The Secret Ingredient Your Chili Recipe Needs For Old-School Flavor

Let's be honest, your go-to chilli recipe has probably become a bit predictable. When the routine is just beef, beans, tomatoes, spices, and repeat, then yes, it's a quick and reliable dinner, but after a while it needs a little extra something to improve it. And that's exactly where molasses comes in. Long before refined sugar became the default in our kitchens, molasses was the go-to sweetener for hearty, slow-cooked dishes, which is what gives it that distinctly old-school flavour. Molasses just has a richness and complexity that other sweeteners struggle to compete with. It's a little smoky and bitter in a way that balances out its own caramel- and toffee-like sweetness, and its sweetness balances out the heat from spices when used in savory dishes. That is why it works really well in something like a spicy slow cooker beef chilli.

If you're in a bind with none of this liquid gold on hand, you could swap brown sugar or maple syrup for molasses, but the result here will be lighter, sweeter, and less complex. The truth is, molasses has a weight to it that's hard to replicate, and swapping it with another sweetener won't give your chili the same smoky, bittersweet depth and balance. And honestly, that is exactly why it should always be in your pantry in the first place.

How to use molasses without overpowering your chili

The best thing about adding molasses is how easy it actually is to incorporate into your usual chili recipe considering the effect it has on waking the whole dish up. But in order to get it right, timing is everything. Molasses is a liquid ingredient and so should be added with the other liquid ingredients once the beef has perfectly browned. You also don't want to wait until later. Adding it with all the liquids allows the flavors to merge together properly and mellow out a little bit; if you add it in too late in the cooking process, it will leave its flavor sort of sitting on top of the chili rather than blending in. 

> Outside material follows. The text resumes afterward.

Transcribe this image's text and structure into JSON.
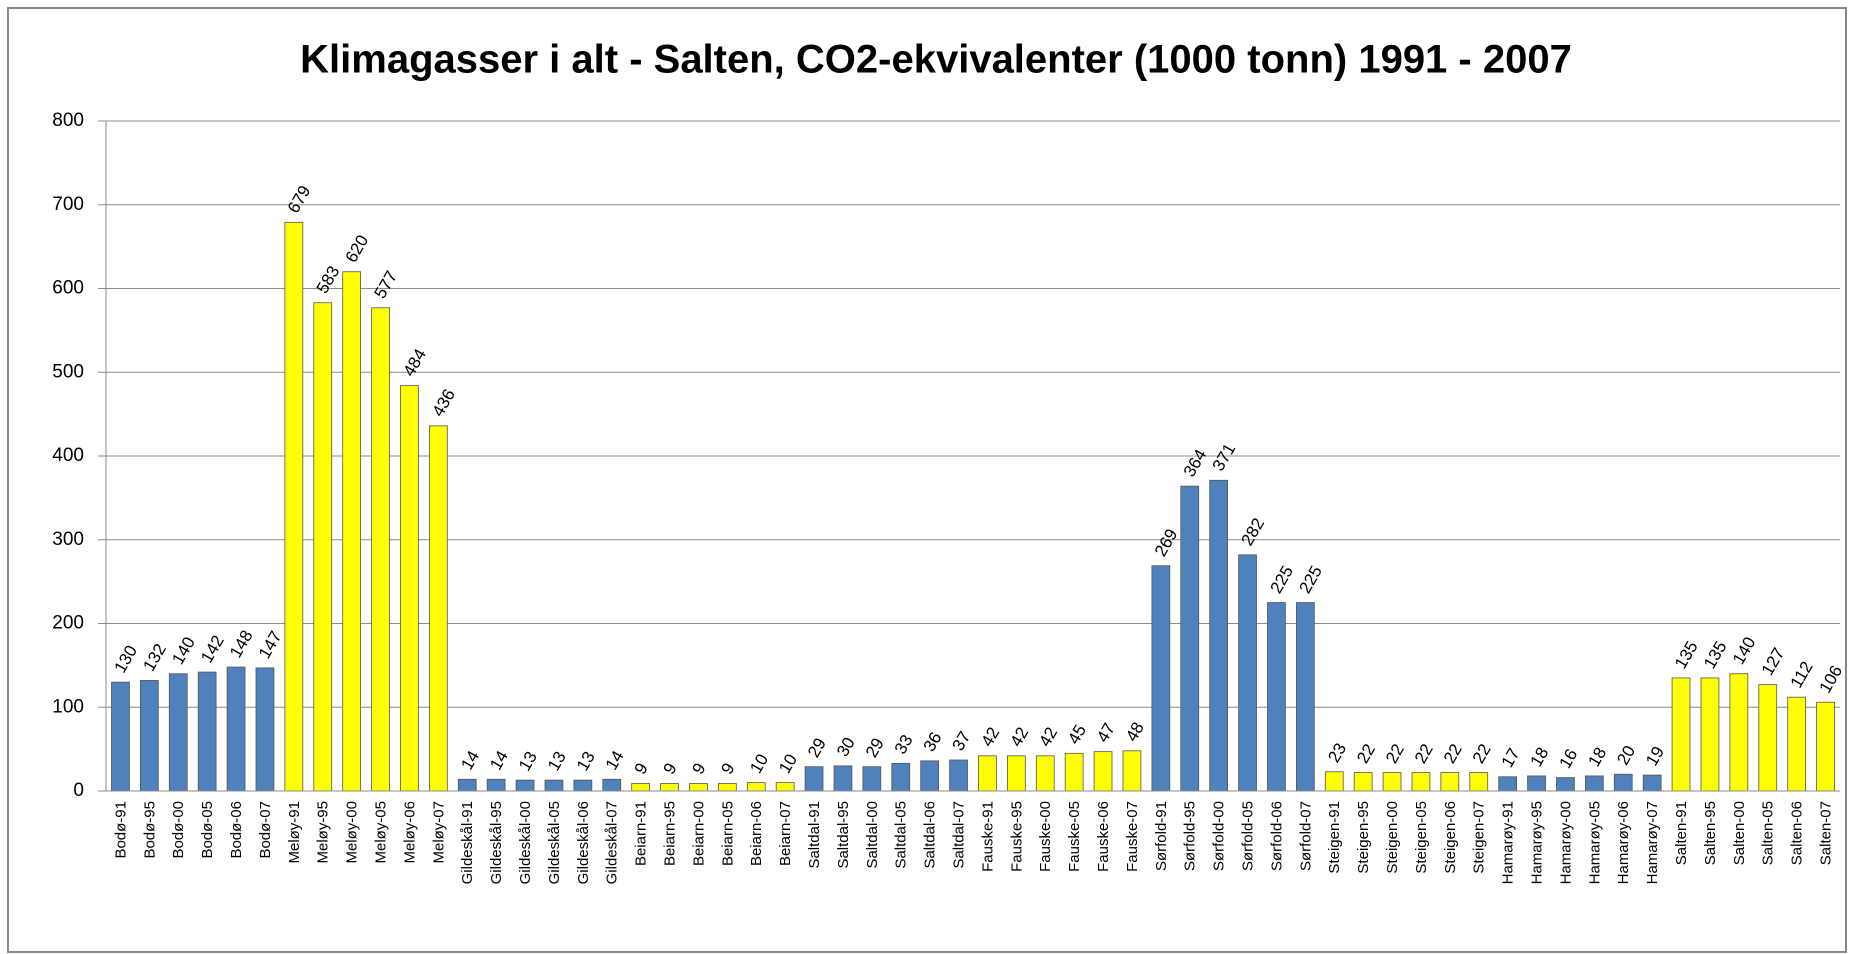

Depending on your own taste, feel free to adjust the amount that you add. Some recipes call for up to half a cup of molasses per 12-serving batch of chili. If you prefer something more subtle, you can always add less and build from there. Instead of following another recipe to the letter, taste as you go and give the ingredients time to meld and create that deeper, more old-school flavor your homemade chilli has been asking for.